Delicious ambiguity.” Gilda Radner, 1946-1989
The braids in my hair were intertwined so tight that one strand would never unlink to unravel the whole. Every morning when I was in elementary school, the braiding of my hair was part of the morning ritual. In one hand I grasped the black comb, its teeth made small indents on the palm because I held it so tight, while the other hand held a glass of milk. I sat down on the floor and crossed my legs Indian style, while my Mother braided my hair. There were usually no words exchanged while she braided, the television did most of the conversing for us. As soon as she finished fastening the rubber band at the end of my braid, I grabbed my backpack and darted toward the door. My Mom walked with me on the sidewalk as I tried to step on every crack, counting each one before I reached the end of my street, Bosque Drive.
As I reflect on that memory today, I understand that in some way that walk to my elementary school became my point of reference and a reliable framework, my glance always fixated on that green Bosque Drive sign, a symbol of a beginning I didn’t understand until I was older. The ordinary filled my days, I woke up, went to school, played with my friends, ate dinner with my parents, harassed my little sister, and went to sleep. The same routine happened over and over again for so many years. The street sign always in my purview, no reason to interfere with this rhythm because it provided direction and happiness. There was a finite beginning and ending to my days because guidelines of my life was a task entrusted to my parents.

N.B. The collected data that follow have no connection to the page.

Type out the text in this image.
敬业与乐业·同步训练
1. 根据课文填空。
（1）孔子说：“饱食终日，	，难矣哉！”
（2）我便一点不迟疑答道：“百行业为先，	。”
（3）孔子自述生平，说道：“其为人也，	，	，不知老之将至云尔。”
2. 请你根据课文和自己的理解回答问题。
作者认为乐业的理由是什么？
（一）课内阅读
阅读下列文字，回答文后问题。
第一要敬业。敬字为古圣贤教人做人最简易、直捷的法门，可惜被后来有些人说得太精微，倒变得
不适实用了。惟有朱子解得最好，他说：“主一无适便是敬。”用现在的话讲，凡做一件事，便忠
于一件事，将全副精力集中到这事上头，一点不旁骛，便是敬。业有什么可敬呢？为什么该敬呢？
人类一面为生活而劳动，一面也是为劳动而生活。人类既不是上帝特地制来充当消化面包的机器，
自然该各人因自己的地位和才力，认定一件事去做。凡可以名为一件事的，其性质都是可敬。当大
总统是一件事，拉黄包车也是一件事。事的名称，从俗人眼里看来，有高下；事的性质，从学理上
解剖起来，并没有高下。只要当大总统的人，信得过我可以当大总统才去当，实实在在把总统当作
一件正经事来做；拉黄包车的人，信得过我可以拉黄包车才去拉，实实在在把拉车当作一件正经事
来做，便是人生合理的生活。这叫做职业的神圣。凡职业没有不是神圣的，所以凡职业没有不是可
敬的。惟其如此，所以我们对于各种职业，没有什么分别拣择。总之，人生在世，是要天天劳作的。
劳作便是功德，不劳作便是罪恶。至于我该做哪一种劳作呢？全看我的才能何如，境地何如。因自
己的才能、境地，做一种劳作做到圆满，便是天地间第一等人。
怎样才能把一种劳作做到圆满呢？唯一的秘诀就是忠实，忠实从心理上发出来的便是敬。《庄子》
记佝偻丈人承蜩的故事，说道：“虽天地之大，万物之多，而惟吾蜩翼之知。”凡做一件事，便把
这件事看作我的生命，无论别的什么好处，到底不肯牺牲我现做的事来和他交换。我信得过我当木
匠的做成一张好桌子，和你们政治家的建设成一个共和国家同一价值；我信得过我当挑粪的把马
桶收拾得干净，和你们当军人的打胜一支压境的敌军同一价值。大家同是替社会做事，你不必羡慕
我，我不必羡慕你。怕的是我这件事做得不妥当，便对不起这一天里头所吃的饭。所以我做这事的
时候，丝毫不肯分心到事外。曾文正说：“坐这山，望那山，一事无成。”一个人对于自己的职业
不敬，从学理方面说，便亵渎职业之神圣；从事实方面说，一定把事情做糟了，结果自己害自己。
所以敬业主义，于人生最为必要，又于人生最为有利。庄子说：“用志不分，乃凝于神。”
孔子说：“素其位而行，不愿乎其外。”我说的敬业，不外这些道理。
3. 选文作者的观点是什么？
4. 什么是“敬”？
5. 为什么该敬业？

The thought of leaving that street, not visiting my childhood home on a regular basis became a source of discontent to me, especially when my husband and I decided to move to Arizona. The idea of living in a town, where everything was wholly unfamiliar, where I had no roots, where my parents or sister never lived, unravelled the braid I created in my head. I wouldn’t be walking on that sidewalk to my elementary school.
It’s the separating, the disengaging from the reality I held on to in my mind which unsettled me. Because in that unravelling lies ambiguity. My life, before moving to a new city, existed in beginnings and endings of milestones of any typical person’s life: childhood, college, marriage and having a baby. Now I’ve learned that in the unravelling, there isn’t a finite entry or exit, that there is a continuum. And the most important part of the living is done in the ambiguity. It’s what lies when the braid unravels and how you go on despite what you believe is a beginning or ending.
How do you feel about ambiguity? Does it bother you when you are not at a beginning or ending? What particular beginnings or endings are memorable for you or have made the most impact?